In a world that is increasingly focused on sustainable energy solutions, the optimization of materials used in PEM fuel cells and electrolyzers is of utmost importance. The gas diffusion layer (GDL) is a critical component of PEM fuel cells, and its efficiency greatly impacts the overall performance of the system. This study demonstrated that tape casting is a highly effective method for producing Ti₆₄ GDL. In addition, we observed that the flow properties increased with increasing po rosity, while mechanical properties, electrical, and thermal conductivity decreased. On the other hand, the sample sintered at higher temperatures had a reverse trend. The higher and lower temperature cannot be the ideal because at higher sintering temperature (porosity), the flow properties were very small and at lower sintering temperature, the material did not appreciate w.r.t to mechanical and conductive properties. Therefore, the optimized sintering temperature is 1000 °C and at this temperature, the mechanical, permeability, and the other properties showed an optimum value. Hence, we can say that the casted tape sintered at 1000 °C having porosity 36% is the optimized condition for this process. Moreover, the use of simulation tools such as GeoDict proved highly effective for optimizing the properties of Ti₆₄ GDL produced via tape casting, and provided valuable insights for predicting and optimizing various properties.
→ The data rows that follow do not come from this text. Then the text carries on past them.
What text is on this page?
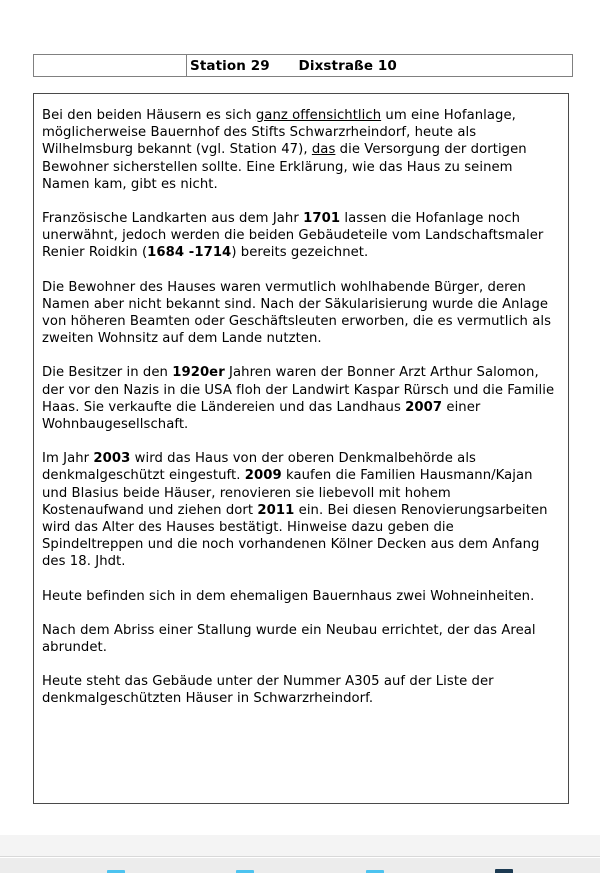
	Station 29      Dixstraße 10

Bei den beiden Häusern es sich ganz offensichtlich um eine Hofanlage, möglicherweise Bauernhof des Stifts Schwarzrheindorf, heute als Wilhelmsburg bekannt (vgl. Station 47), das die Versorgung der dortigen Bewohner sicherstellen sollte. Eine Erklärung, wie das Haus zu seinem Namen kam, gibt es nicht.

Französische Landkarten aus dem Jahr 1701 lassen die Hofanlage noch unerwähnt, jedoch werden die beiden Gebäudeteile vom Landschaftsmaler Renier Roidkin (1684 -1714) bereits gezeichnet.

Die Bewohner des Hauses waren vermutlich wohlhabende Bürger, deren Namen aber nicht bekannt sind. Nach der Säkularisierung wurde die Anlage von höheren Beamten oder Geschäftsleuten erworben, die es vermutlich als zweiten Wohnsitz auf dem Lande nutzten.

Die Besitzer in den 1920er Jahren waren der Bonner Arzt Arthur Salomon, der vor den Nazis in die USA floh der Landwirt Kaspar Rürsch und die Familie Haas. Sie verkaufte die Ländereien und das Landhaus 2007 einer Wohnbaugesellschaft.

Im Jahr 2003 wird das Haus von der oberen Denkmalbehörde als denkmalgeschützt eingestuft. 2009 kaufen die Familien Hausmann/Kajan und Blasius beide Häuser, renovieren sie liebevoll mit hohem Kostenaufwand und ziehen dort 2011 ein. Bei diesen Renovierungsarbeiten wird das Alter des Hauses bestätigt. Hinweise dazu geben die Spindeltreppen und die noch vorhandenen Kölner Decken aus dem Anfang des 18. Jhdt.

Heute befinden sich in dem ehemaligen Bauernhaus zwei Wohneinheiten.

Nach dem Abriss einer Stallung wurde ein Neubau errichtet, der das Areal abrundet.

Heute steht das Gebäude unter der Nummer A305 auf der Liste der denkmalgeschützten Häuser in Schwarzrheindorf.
The future of GDL fabrication lies in further increasing the porosity to enhance permeability without compromising mechanical properties. This can be achieved through the use of pore agents and high-temperature sintering techniques. Additionally, the application of fiber in the tape casting process can improve the properties of the Ti₆₄ GDL. The control of pore structure is a crucial aspect of future research in GDL fabrication, and GeoDict simulation tool can provide a powerful information for the development of GDL with versatile properties. The coating of Ti₆₄ for improved properties is an exciting avenue for future research. Overall, the optimization of GDL materials is a critical step towards the commercial feasibility of PEMFCs.